Although treating sleep apnea usually eliminates morning headache, some patients get headaches on PAP. Others find that their ears develop pressure or pain in them. Most of this relates to underlying sinus congestion caused by allergies or PAP itself. The experience is similar to that experienced traveling in an airplane when you have a cold. The congestion can block the ear canals and changes in air pressure can cause pain when air gets trapped. It is best not use PAP when you have a cold or sinus infection to avoid these problems. Sometimes the congestion remains in the ears and sinuses after the acute symptoms of the cold are gone. If you develop headache or ear pain on PAP, speak with you sleep specialist. In the interim you may try decongestants or antihistamines, but check with your doctor before you take these medications.
I take off my mask at night and don’t realize it.

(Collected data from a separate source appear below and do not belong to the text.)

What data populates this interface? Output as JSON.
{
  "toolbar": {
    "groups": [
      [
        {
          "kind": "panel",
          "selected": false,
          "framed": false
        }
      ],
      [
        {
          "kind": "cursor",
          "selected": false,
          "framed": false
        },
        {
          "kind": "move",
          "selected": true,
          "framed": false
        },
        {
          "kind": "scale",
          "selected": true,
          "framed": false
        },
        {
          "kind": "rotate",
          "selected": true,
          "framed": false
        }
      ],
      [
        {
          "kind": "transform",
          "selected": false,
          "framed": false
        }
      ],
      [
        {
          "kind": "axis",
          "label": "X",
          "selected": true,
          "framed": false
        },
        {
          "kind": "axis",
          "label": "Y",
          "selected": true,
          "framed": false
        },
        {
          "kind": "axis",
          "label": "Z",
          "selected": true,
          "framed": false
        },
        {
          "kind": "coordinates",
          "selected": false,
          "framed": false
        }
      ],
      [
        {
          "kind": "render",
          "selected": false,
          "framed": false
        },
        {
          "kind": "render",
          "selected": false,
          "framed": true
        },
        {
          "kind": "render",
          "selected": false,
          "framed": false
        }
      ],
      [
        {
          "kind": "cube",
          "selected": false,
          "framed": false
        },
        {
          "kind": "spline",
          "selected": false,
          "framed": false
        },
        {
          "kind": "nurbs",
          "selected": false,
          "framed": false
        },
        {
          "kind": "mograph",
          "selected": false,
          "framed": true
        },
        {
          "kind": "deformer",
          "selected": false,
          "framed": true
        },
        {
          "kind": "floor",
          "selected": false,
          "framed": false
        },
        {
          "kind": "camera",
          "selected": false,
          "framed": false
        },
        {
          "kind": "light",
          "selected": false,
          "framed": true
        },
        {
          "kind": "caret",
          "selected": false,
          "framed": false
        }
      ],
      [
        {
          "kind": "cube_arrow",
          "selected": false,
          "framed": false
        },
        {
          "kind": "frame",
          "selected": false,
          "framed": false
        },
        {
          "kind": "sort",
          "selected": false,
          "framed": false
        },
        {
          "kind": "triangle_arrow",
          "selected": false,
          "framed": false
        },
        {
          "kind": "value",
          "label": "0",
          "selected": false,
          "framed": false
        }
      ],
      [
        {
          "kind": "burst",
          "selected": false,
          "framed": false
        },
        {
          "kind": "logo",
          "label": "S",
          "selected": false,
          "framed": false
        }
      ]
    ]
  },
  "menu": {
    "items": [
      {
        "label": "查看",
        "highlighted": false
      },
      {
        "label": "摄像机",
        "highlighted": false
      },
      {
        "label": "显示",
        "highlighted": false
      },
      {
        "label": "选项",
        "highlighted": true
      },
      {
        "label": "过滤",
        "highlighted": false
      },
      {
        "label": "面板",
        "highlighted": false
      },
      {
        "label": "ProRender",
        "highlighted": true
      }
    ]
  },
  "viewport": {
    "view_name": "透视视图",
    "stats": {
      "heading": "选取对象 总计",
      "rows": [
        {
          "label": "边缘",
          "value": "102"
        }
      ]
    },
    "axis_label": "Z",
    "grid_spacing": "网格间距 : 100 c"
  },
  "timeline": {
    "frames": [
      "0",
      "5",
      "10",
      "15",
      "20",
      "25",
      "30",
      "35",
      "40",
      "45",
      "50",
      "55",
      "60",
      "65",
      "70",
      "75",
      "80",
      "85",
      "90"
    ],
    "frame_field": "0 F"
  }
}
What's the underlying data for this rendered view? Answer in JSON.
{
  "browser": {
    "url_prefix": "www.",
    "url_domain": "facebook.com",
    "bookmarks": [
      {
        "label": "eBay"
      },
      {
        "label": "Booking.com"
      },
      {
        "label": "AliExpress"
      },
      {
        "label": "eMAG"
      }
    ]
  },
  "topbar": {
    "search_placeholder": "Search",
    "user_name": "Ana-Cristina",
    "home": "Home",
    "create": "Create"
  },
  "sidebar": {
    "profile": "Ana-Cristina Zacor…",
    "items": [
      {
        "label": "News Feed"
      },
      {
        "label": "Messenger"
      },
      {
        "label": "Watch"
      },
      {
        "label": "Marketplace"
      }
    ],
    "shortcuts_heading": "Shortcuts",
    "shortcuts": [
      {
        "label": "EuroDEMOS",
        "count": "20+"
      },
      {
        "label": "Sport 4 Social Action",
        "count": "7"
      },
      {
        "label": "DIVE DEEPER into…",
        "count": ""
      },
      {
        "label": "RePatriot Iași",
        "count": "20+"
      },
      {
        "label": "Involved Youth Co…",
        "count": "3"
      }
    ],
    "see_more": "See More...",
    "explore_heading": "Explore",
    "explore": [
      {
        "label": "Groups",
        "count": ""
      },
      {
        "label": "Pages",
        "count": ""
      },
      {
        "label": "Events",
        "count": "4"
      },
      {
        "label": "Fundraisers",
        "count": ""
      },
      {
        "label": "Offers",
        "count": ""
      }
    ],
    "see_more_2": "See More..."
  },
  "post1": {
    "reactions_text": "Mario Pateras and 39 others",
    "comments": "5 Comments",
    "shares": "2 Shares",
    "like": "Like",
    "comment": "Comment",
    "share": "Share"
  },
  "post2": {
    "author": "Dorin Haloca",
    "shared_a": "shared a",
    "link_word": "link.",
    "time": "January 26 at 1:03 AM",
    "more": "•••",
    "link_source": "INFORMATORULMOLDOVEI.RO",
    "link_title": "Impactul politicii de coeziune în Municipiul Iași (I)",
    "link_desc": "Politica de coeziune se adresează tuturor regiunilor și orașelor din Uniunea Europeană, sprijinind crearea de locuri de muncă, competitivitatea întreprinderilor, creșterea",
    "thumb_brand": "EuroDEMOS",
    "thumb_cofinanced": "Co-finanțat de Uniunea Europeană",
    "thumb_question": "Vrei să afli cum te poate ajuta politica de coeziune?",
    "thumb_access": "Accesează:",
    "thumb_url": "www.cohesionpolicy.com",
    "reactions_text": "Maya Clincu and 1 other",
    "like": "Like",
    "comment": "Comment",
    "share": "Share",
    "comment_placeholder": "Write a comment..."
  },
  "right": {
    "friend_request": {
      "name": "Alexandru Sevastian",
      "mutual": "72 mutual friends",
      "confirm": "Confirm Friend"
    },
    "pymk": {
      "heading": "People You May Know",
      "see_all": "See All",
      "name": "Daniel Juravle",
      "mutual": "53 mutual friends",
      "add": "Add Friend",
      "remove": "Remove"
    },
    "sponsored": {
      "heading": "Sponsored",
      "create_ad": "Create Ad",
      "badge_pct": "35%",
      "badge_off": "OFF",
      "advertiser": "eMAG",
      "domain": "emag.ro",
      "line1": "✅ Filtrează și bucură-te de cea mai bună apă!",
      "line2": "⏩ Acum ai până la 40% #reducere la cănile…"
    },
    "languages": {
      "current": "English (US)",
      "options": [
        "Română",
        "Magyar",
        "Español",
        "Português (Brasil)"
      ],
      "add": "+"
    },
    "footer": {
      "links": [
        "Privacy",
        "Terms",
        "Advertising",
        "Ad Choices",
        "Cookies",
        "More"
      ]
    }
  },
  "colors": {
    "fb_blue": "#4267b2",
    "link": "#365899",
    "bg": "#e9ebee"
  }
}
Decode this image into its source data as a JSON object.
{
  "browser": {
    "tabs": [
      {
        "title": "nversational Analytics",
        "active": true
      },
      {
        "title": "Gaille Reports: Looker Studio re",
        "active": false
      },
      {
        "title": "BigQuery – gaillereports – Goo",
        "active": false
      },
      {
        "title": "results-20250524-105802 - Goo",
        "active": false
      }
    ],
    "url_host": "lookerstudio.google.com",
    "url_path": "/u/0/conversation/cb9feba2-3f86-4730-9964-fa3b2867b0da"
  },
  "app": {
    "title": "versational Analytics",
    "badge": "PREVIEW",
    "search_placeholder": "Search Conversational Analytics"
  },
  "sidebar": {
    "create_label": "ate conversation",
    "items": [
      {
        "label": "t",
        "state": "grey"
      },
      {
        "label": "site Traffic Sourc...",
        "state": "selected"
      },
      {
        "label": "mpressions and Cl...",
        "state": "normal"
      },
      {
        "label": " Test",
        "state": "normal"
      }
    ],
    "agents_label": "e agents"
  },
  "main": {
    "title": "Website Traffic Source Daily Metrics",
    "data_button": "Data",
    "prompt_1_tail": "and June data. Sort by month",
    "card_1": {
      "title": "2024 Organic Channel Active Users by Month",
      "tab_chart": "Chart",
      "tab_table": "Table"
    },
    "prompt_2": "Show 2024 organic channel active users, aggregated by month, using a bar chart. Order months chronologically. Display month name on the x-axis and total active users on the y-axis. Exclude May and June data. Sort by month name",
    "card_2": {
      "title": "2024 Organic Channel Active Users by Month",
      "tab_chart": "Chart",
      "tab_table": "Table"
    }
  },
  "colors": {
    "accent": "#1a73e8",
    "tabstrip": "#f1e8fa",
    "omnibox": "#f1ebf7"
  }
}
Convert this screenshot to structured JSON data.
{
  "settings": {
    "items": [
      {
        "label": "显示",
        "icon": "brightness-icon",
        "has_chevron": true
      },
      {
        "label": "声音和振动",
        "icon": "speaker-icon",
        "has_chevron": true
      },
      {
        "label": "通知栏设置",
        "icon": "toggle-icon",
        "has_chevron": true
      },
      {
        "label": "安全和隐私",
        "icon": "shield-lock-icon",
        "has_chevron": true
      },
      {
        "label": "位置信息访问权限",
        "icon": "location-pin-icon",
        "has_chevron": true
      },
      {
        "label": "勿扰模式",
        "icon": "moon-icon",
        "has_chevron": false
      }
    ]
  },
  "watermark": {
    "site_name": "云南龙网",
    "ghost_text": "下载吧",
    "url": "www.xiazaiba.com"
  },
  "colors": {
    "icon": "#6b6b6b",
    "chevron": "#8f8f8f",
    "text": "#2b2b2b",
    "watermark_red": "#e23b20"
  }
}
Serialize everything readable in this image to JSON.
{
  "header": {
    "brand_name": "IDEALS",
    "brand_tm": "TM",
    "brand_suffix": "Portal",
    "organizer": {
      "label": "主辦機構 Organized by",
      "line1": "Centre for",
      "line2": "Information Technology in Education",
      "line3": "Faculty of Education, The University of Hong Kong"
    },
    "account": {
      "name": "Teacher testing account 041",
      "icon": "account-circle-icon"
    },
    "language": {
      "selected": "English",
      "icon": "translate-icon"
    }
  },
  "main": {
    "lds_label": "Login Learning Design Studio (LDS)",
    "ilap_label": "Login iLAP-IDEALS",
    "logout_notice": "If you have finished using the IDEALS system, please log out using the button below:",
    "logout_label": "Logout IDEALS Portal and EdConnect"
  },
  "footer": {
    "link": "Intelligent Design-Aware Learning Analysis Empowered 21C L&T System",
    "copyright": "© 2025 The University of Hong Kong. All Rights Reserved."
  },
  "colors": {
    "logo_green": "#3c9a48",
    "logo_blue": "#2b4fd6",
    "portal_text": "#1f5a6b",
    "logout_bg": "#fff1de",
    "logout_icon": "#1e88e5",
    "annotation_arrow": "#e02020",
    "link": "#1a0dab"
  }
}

This can happen for a number of reasons: difficulty breathing through the nose, mask discomfort, or sleep disturbance. If your nose is congested when you awaken, read the two paragraphs addressing that in this paper. Speak with your home health provider if your mask hurts. If these two problems don’t appear to explain why you are pulling off your mask, it may just be that you need some time to adjust to wearing a face mask at night. During an arousal, when you are not fully alert, you may not remember that you now wear a sleep mask. It can be a scary thing to awaken with a strange thing on your face! This should improve over time. It may help to take an over-the-counter sleep aid an hour before bedtime so that you are drowsy going to bed and so that it is less likely that you will awaken at night. After a few nights you should adapt to wearing the mask. Be sure to talk to your doctor before taking these medications, particularly if you have any medical problems.
Air in the stomach.
Occasionally, a PAP user will experience air trapping in the stomach and awaken with stomach pain or gas. Sometimes simply making sure that you sleep with your head aligned with your body can help with this. If you want to elevate your head in bed you should do that with a wedge pillow or by tilting the whole mattress. If you sleep with several pillows it may cause your head to tilt forward and block your airway. Lowering the PAP pressure can help, but your sleep specialist may not want to do this if it reduces the effectiveness of your treatment. Switching to bilevel pressure or C-Flex may be very helpful in these cases.
The air is too cold.
This can be fixed with a heated humidifier. If you cannot get one, you may try running the tubing under the covers next to your body to warm the air.
The air is too hot.
This is more difficult to fix, but it may help to lower your room temperature as much as possible.
PAP is too noisy.
It is most likely a lot less noisy than your snoring, but if noise is a problem you have several options. Most new machines are quiet so this is rarely a problem. Check with your insurance company if you have an old machine. You may qualify for a new PAP. You can get an extra length of tubing so and move the PAP machine farther from the bed. A fan or other source of “white noise” can also help to disguise the noise.
The tubing gets in my way.
Draping the tubing behind you and over the headboard helps with that. There is also a new device that attaches to the bed that holds the tubing up and rotates so that it can move with you.
I take off my mask at night and can’t be bothered to put it back on.
When you get up at night, leave your mask on and just disconnect the tubing either at the mask or at the machine. This is easier than having to refit the mask.